Dengan jumlah penduduk yang mencapai lebih dari 250 juta, Indonesia saat ini masih kekurangan sapi potong sehingga pada tahun 2011 harus mengimpor sekitar 500.000 ekor sapi potong. Tingginya impor sapi potong ini terutama disebabkan sistem peternakan sapi potong di Indonesia masih didominasi oleh peternakan rakyat yang mengalami kendala dalam permodalan dan penyediaan pakan, sedangkan pakan merupakan salah satu faktor penentu utama yang mempengaruhi keberhasilan suatu usaha peternakan. Pada saat ini, biji-bijian cukup banyak digunakan untuk pakan ternak. Keadaan ini menyebabkan terjadinya kompetisi kebutuhan manusia dan ternak. Untuk mendukung produksi ternak harus diupayakan mencari pakan alternatif lain yang potensial, murah dan mudah  diperoleh.

Salah satu upaya untuk menyediakan pakan yang cukup  bagi ternak adalah memanfaatkan seoptimal mungkin lahan, serta  pemanfaatan limbah dan produk samping komoditi perkebunan dan pertanian,  baik dengan pola integrasi maupun  diversifikasi. Usaha ini sekaligus dapat  memberi nilai tambah bagi perkebunan, petani dan peternak. 
Perkebunan kelapa sawit  berpotensi untuk mengembangkan peternakan  ruminansia khususnya sapi. Perkebunan kelapa sawit berkembang pesat di Asia  Tenggara, termasuk Indonesia. Lahan perkebunan kelapa sawit di Indonesia mencapai 8, 1 juta Ha pada tahun 2011.
Hal ini memberikan peluang bagi Perusahaan Perkebunan Sawit  untuk  memanfaatkan hasil sampingan dari perkebunan sawit sebagai pakan sapi potong.

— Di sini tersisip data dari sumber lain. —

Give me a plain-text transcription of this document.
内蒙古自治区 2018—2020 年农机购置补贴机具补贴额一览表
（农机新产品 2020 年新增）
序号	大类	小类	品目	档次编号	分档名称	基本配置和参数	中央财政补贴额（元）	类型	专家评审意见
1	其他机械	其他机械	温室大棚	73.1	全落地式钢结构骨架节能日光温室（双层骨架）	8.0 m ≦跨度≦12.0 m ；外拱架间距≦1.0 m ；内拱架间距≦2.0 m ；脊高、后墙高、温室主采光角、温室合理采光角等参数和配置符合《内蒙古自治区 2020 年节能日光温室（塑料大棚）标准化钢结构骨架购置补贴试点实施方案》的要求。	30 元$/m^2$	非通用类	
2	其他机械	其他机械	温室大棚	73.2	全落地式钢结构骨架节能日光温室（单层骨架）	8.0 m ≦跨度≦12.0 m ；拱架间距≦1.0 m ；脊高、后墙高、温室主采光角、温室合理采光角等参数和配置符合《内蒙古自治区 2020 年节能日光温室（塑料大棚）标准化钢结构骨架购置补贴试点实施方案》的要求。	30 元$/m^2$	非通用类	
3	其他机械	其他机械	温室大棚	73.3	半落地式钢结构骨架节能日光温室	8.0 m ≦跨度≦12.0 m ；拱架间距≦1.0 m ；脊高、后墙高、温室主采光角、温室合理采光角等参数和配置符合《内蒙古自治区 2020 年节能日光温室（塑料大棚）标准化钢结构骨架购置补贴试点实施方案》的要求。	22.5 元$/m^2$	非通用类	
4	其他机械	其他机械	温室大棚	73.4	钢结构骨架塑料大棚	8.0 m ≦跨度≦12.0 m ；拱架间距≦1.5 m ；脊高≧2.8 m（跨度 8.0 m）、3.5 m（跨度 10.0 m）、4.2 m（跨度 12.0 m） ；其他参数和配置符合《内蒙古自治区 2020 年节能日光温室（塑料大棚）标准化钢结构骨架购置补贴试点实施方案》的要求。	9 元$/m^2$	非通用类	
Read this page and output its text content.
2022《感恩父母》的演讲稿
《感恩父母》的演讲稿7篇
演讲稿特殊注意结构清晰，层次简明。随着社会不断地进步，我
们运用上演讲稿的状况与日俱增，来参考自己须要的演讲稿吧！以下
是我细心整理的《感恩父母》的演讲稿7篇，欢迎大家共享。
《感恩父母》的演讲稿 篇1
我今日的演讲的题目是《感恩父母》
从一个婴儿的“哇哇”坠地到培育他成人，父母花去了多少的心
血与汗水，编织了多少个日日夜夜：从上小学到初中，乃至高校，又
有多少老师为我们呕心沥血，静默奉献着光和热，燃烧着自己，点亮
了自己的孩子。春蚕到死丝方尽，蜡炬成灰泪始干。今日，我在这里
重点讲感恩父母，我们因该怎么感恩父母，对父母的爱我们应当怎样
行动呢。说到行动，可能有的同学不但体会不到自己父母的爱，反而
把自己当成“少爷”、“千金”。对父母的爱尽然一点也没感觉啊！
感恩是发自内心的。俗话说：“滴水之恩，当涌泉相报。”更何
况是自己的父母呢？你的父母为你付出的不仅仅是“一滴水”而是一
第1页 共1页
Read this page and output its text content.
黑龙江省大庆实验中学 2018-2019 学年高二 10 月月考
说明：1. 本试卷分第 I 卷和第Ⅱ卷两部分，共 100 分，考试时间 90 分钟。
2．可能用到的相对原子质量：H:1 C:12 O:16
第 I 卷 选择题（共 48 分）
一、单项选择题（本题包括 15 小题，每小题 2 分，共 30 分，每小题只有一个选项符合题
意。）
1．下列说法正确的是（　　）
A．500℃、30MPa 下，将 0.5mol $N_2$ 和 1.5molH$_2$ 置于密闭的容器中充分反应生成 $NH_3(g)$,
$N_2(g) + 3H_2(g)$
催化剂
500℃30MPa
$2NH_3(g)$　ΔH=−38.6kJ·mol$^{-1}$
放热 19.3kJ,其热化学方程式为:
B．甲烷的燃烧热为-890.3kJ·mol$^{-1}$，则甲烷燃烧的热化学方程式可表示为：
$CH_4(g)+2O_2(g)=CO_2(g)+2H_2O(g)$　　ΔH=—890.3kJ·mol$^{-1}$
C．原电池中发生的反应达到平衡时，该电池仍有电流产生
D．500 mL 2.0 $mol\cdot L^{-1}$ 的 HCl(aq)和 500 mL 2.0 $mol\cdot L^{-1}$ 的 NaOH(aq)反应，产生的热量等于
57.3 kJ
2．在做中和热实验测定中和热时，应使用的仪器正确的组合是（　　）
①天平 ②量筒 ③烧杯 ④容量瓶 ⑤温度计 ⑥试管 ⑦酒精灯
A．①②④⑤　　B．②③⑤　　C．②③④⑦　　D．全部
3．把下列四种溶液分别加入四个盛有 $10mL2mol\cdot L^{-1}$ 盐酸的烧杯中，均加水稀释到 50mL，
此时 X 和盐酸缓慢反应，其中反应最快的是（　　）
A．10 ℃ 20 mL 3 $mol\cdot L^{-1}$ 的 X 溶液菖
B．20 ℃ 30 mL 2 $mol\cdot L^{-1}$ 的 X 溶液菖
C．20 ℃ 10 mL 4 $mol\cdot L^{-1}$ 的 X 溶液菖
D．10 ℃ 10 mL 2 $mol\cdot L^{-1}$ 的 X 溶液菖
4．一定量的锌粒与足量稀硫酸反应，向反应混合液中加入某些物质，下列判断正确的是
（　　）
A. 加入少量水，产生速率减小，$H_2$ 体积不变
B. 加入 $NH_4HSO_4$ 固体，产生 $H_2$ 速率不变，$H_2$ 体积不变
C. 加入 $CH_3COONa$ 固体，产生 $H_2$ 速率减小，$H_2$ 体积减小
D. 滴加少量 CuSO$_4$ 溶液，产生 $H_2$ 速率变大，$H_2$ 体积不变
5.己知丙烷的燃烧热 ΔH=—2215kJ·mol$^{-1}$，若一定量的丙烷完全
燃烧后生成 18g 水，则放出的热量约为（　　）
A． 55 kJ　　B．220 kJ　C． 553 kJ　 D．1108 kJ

Hasil samping perkebunan kelapa sawit sebagai berikut :
1. Pelepah Daun Sawit  
Hasil pengamatan di PT. Agricinal menunjukkan bahwa setiap pohon kelapa sawit dapat menghasilkan 22 pelepah/tahun  dengan bobot pelepah per batang rata-rata 7 kg (Dwiyanto et al. 2004).
Jumlah ini setara dengan 20.020 kg (22 pelepah x 130 pohon x 7 kg)  pelepah segar untuk setiap hektar dalam setahun. Total Bahan Kering (BK) pelepah yang dihasilkan dalam setahun mencapai 5.219 kg/ha (20.020 kg x 26,07%).  Jika diasumsikan kebutuhan BK ternak dengan bobot 300 kg adalah 9 kg (3 % x 300 kg), maka  kebutuhan BK selama 1 tahun  adalah 3.285 ton/ekor (9 kg x 365 hari). Jika pelepah daun sawit hanya boleh diberikan 50% dari suplai Hijauan Makanan Ternak (HMT), maka 1 hektar lahan kelapa sawit potensial dapat memenuhi kebutuhan 3 ekor sapi/tahun (5.219 kg / 3.285 kg / 50%).
Tingkat kecernaan bahan kering pelepah dan daun kelapa sawit pada sapi mencapai 45%. Demikian pula daun kelapa sawit dapat digunakan sebagai sumber  atau pengganti pakan hijauan. Namun, adanya lidi pada pelepah daun kelapa sawit  akan menyulitkan ternak dalam mengkonsumsinya. Masalah tersebut dapat diatasi dengan perancangan alat pencacah yang tepat sehingga dapat diperoleh cacahan pelepah dan daun beserta lidi dengan ukuran 0,5 – 1 cm. PPKS telah berhasil memproduksi alat tersebut sehingga pemanfaatan pelepah daun kelapa sawit sebagai bahan pakan sapi dapat mencapai 70%. Pemberian pelepah kelapa sawit sebagai bahan pakan sapi dalam jangka panjang menghasilkan kualitas karkas yang baik (Balai Penelitian Ternak, 2003).  

2. Bungkil Inti Sawit
Bungkil Inti Sawit (BIS) adalah produk samping dari ekstraksi minyak inti sawit melalui proses kimiawi atau cara mekanik.  Rendemen bungkil inti sawit mencapai ± 50 % dari berat inti sawit.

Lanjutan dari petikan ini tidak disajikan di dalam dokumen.